Vu la procédure suivante :

Procédure contentieuse antérieure :

M. BR… AB…, M. BE… B…, M. AQ… O…, M. AL… I…, Mme BA… BQ…, M. AG… A…, M. AP… J…, M. G… AC…, M. S… P…, M. AK… AV…, M. AT… AW…, M. R… AD…, M. BU… BV…, M. AI… AE…, M. BN… BO…, M. BL… Q…, M. AY… K…, M. BE… BK…, M. K… AX…, M. BR… AF…, M. G… L…, M. BS… BT…, M. AZ… E…, M. X… AJ…, M. BG… BB…, M. N… BC…, M. AK… BD…, M. D… W…, M. D… AM…, M. AU… AO…, M. H… BM…, M. BN… M…, M. Y… F…, M. U… AS…, M. AK… Z…, M. AR… BP…, M. R… AA…, M. V… BF…, M. R… BH…, M. AZ… BI… et M. H… BJ… ont demandé au tribunal administratif de Châlons-en-Champagne d’annuler la décision du 9 avril 2019 par laquelle la directrice régionale des entreprises, de la concurrence, de la consommation, du travail et de l’emploi du Grand Est a validé l’accord collectif majoritaire portant sur le projet de licenciement économique collectif donnant lieu à la mise en oeuvre du plan de sauvegarde de l’emploi de l’entreprise Yto France.
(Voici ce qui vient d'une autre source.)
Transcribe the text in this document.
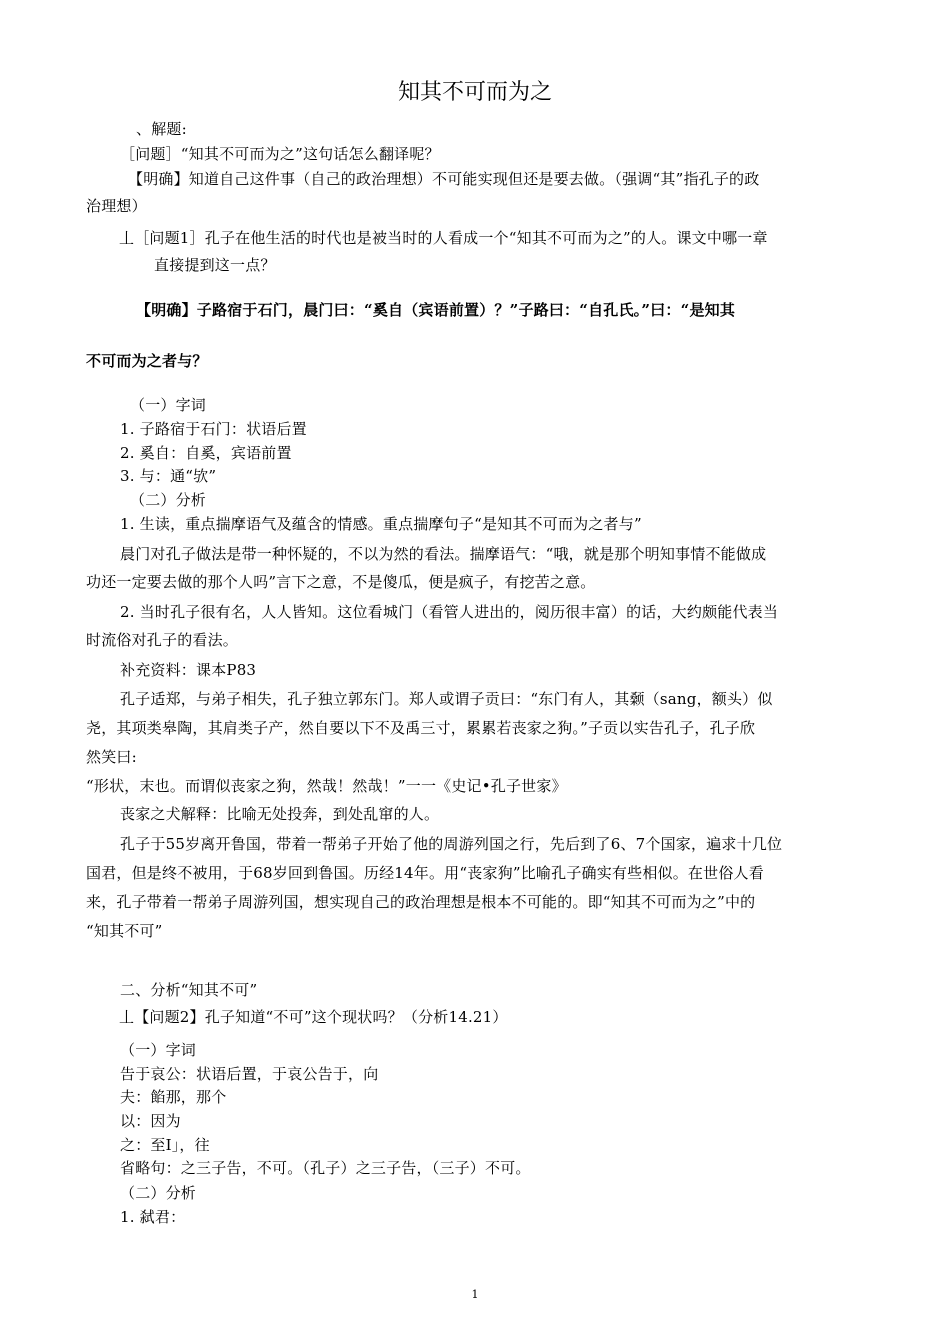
知其不可而为之
、解题:
［问题］“知其不可而为之”这句话怎么翻译呢？
【明确】知道自己这件事（自己的政治理想）不可能实现但还是要去做。（强调“其”指孔子的政
治理想）
丄［问题1］孔子在他生活的时代也是被当时的人看成一个“知其不可而为之”的人。课文中哪一章
直接提到这一点？
【明确】子路宿于石门，晨门曰：“奚自（宾语前置）？”子路曰：“自孔氏。”曰：“是知其
不可而为之者与？
（一）字词
1. 子路宿于石门：状语后置
2. 奚自：自奚，宾语前置
3. 与：通“欤”
（二）分析
1. 生读，重点揣摩语气及蕴含的情感。重点揣摩句子“是知其不可而为之者与”
晨门对孔子做法是带一种怀疑的，不以为然的看法。揣摩语气：“哦，就是那个明知事情不能做成
功还一定要去做的那个人吗”言下之意，不是傻瓜，便是疯子，有挖苦之意。
2. 当时孔子很有名，人人皆知。这位看城门（看管人进出的，阅历很丰富）的话，大约颇能代表当
时流俗对孔子的看法。
补充资料：课本P83
孔子适郑，与弟子相失，孔子独立郭东门。郑人或谓子贡曰：“东门有人，其颡（sang，额头）似
尧，其项类皋陶，其肩类子产，然自要以下不及禹三寸，累累若丧家之狗。”子贡以实告孔子，孔子欣
然笑曰:
“形状，末也。而谓似丧家之狗，然哉！然哉！”一一《史记•孔子世家》
丧家之犬解释：比喻无处投奔，到处乱窜的人。
孔子于55岁离开鲁国，带着一帮弟子开始了他的周游列国之行，先后到了6、7个国家，遍求十几位
国君，但是终不被用，于68岁回到鲁国。历经14年。用“丧家狗”比喻孔子确实有些相似。在世俗人看
来，孔子带着一帮弟子周游列国，想实现自己的政治理想是根本不可能的。即“知其不可而为之”中的
“知其不可”
二、分析“知其不可”
丄【问题2】孔子知道“不可”这个现状吗？（分析14.21）
（一）字词
告于哀公：状语后置，于哀公告于，向
夫：餡那，那个
以：因为
之：至I」，往
省略句：之三子告，不可。（孔子）之三子告，（三子）不可。
（二）分析
1. 弑君：
1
Par un jugement nos 1901339, 1901358, 1901360, 1901361, 1901364, 1901365, 1901366, 1901370, 1901371, 1901373, 1901375, 1901376, 1901378, 1901379, 1901380, 1901381, 1901382, 1901383, 1901384, 1901385, 1901386, 1901387, 1901388, 1901389, 1901390, 1901391, 1901392, 1901393, 1901394, 1901395, 1901396, 1901398, 1901399, 1901400, 1901402, 1901404, 1901408, 1901409, 1901410, 1901412, 1901414 du 6 septembre 2019, le tribunal administratif de Châlons-en-Champagne a rejeté leurs demandes.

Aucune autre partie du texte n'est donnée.